The Augusta Chronicle, Georgia, on Obamacare:

Unsure of Obamacare's fiscal toll on the nation?

You're in good company - the nation's top budgetary scorekeeper doesn't know either.

The Congressional Budget Office, which four years ago said Obamacare would reduce the deficit by $120 billion over 10 years, now says measuring the law's fiscal impact is impossible because of all the changes.

"Provisions of the Affordable Care Act significantly modified existing federal programs and made changes to the Internal Revenue Code," the office wrote in a little-noticed footnote from April. "Isolating the incremental effects of those provisions on previously existing programs and revenues four years after enactment is not possible."

This is Congress' own budget adviser giving the verbal equivalent of a shoulder shrug to the central question facing the most sweeping legislation in a generation.

So it's official: The experts are unsure whether Obamacare - the largest expansion of government-subsidized health care - will reduce or increase the national debt. We're not experts, but if we were forced to wager, we know exactly where we would place our bet.

The CBO revelation hardly instills confidence in a horribly flawed health care law that is supposed to be President Obama's crowning achievement.

If the CBO can't figure out which direction this labyrinth law is headed, where are Americans worried about the nation's fiscal health supposed to turn for guidance?

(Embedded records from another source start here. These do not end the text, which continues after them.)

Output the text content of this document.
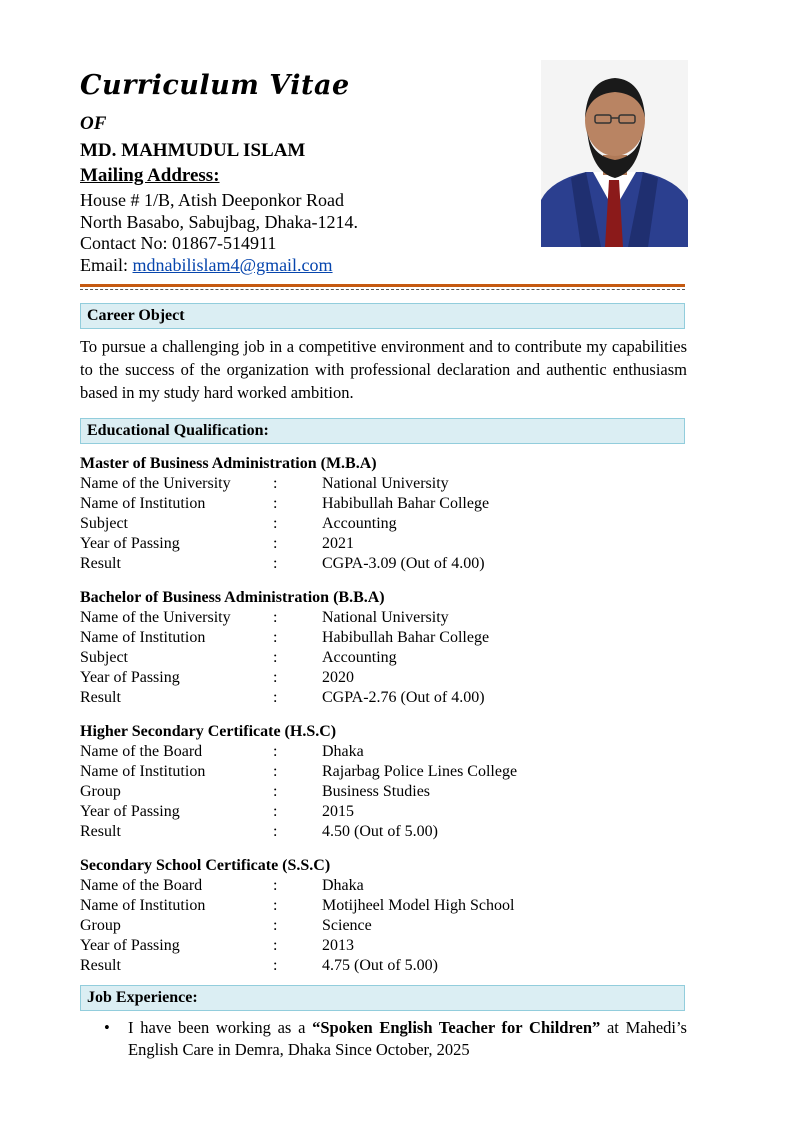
Curriculum Vitae
OF
MD. MAHMUDUL ISLAM
Mailing Address:
House # 1/B, Atish Deeponkor Road
North Basabo, Sabujbag, Dhaka-1214.
Contact No: 01867-514911
Email: mdnabilislam4@gmail.com
Career Object
To pursue a challenging job in a competitive environment and to contribute my capabilities to the success of the organization with professional declaration and authentic enthusiasm based in my study hard worked ambition.
Educational Qualification:
Master of Business Administration (M.B.A)
Name of the University	:	National University
Name of Institution	:	Habibullah Bahar College
Subject	:	Accounting
Year of Passing	:	2021
Result	:	CGPA-3.09 (Out of 4.00)
Bachelor of Business Administration (B.B.A)
Name of the University	:	National University
Name of Institution	:	Habibullah Bahar College
Subject	:	Accounting
Year of Passing	:	2020
Result	:	CGPA-2.76 (Out of 4.00)
Higher Secondary Certificate (H.S.C)
Name of the Board	:	Dhaka
Name of Institution	:	Rajarbag Police Lines College
Group	:	Business Studies
Year of Passing	:	2015
Result	:	4.50 (Out of 5.00)
Secondary School Certificate (S.S.C)
Name of the Board	:	Dhaka
Name of Institution	:	Motijheel Model High School
Group	:	Science
Year of Passing	:	2013
Result	:	4.75 (Out of 5.00)
Job Experience:
• I have been working as a “Spoken English Teacher for Children” at Mahedi’s English Care in Demra, Dhaka Since October, 2025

To the Democratic policy wonks and lobbyists who helped draft this abomination in secret?

To the Democratic lawmakers who rammed the law through Congress so we could "find out what's in it"?

To the Democratic president who told us that if we liked our existing doctors and health insurance, we could keep them?

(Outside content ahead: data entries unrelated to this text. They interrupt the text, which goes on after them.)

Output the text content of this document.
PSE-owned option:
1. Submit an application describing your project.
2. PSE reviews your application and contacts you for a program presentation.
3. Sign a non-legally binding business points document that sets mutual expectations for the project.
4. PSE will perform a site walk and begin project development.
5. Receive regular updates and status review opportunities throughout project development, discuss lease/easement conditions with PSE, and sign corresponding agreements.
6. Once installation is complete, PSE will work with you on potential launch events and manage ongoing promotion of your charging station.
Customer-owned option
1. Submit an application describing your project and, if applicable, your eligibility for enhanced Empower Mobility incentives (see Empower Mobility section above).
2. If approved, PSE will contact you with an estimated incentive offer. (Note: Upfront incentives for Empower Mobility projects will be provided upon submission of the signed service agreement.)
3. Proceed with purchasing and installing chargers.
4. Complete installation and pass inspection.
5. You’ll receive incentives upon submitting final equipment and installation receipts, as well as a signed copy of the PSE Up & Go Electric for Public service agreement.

Sorry. We'll take a rain check on that.

Albany (Georgia) Herald on Operation Overlord:

For 70 years, the date of June 6 has been one uttered with a deserved degree of reverence around the world.

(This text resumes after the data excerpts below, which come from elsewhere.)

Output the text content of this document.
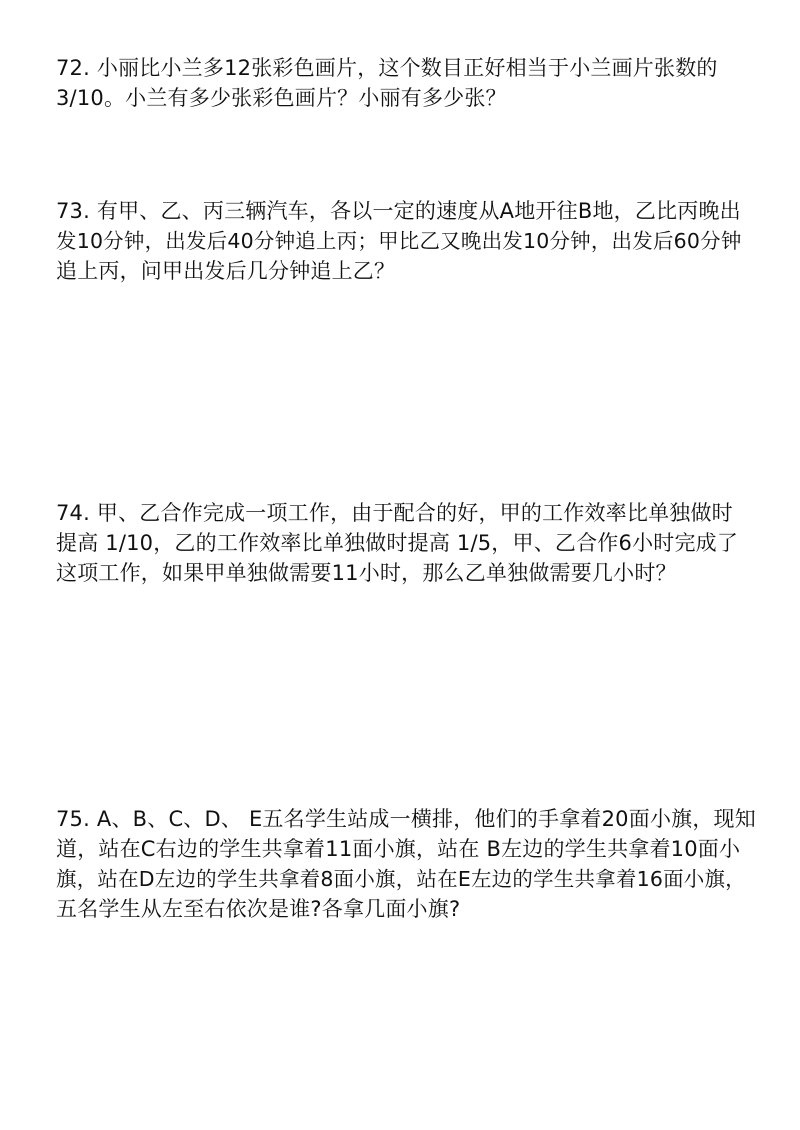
72. 小丽比小兰多12张彩色画片，这个数目正好相当于小兰画片张数的
3/10。小兰有多少张彩色画片？小丽有多少张？
73. 有甲、乙、丙三辆汽车，各以一定的速度从A地开往B地，乙比丙晚出
发10分钟，出发后40分钟追上丙；甲比乙又晚出发10分钟，出发后60分钟
追上丙，问甲出发后几分钟追上乙？
74. 甲、乙合作完成一项工作，由于配合的好，甲的工作效率比单独做时
提高 1/10，乙的工作效率比单独做时提高 1/5，甲、乙合作6小时完成了
这项工作，如果甲单独做需要11小时，那么乙单独做需要几小时？
75. A、B、C、D、 E五名学生站成一横排，他们的手拿着20面小旗，现知
道，站在C右边的学生共拿着11面小旗，站在 B左边的学生共拿着10面小
旗，站在D左边的学生共拿着8面小旗，站在E左边的学生共拿着16面小旗，
五名学生从左至右依次是谁?各拿几面小旗?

It was the day, perhaps more than any other, that started a clock ticking, one that would continue until a madman's dream of world domination came to an abrupt, violent end in with a self-inflicted gunshot wound in a bunker.

We recently marked the 70th anniversary of D-Day, a day that was as horrible as it was necessary. German military personnel were entrenched in Normandy, France, on that day in 1944. From the seas and from the skies came a massive military operation by the United States and its Allies.

It was the largest seaborne invasion in the history of the world.

More than 160,000 troops stormed the beaches that day, facing tremendous fire from their Nazi foes.

Supported by 5,000 ships and 13,000 aircraft, that 50-mile stretch of French coastline became the focus of a world at war. The cost was great. More than 12,000 brave Allied troops were wounded or killed that day, a tremendous human sacrifice. Each grain of sand captured was done so with the blood of men fighting for an ideal.

When it was over, the Allies who were intent on saving the world from rule by the Axis powers prevailed.

America and its Allies now had a toehold from which they would march — 100,000 troops strong, followed by thousands more as the month wore on — into Europe and repel the forces of German dictator Adolph Hitler. Tyranny had seen its day, and the sunset was nearing. The French Republic would soon be free from Axis domination, as would the rest of Europe.

Had this Operation Overlord not worked, it's anyone's guess as to what our world would look like today.

The story of what happened on June 6, 1944 is not something that glorifies war. It is the story of how men and women stood up for freedom and placed their lives on the line to ensure that their families then, those of us here today and those who will follow us would never have to bow a knee to a petty dictator. We owe these brave souls a great deal, and this is a good day to remember that, and to fully appreciate it.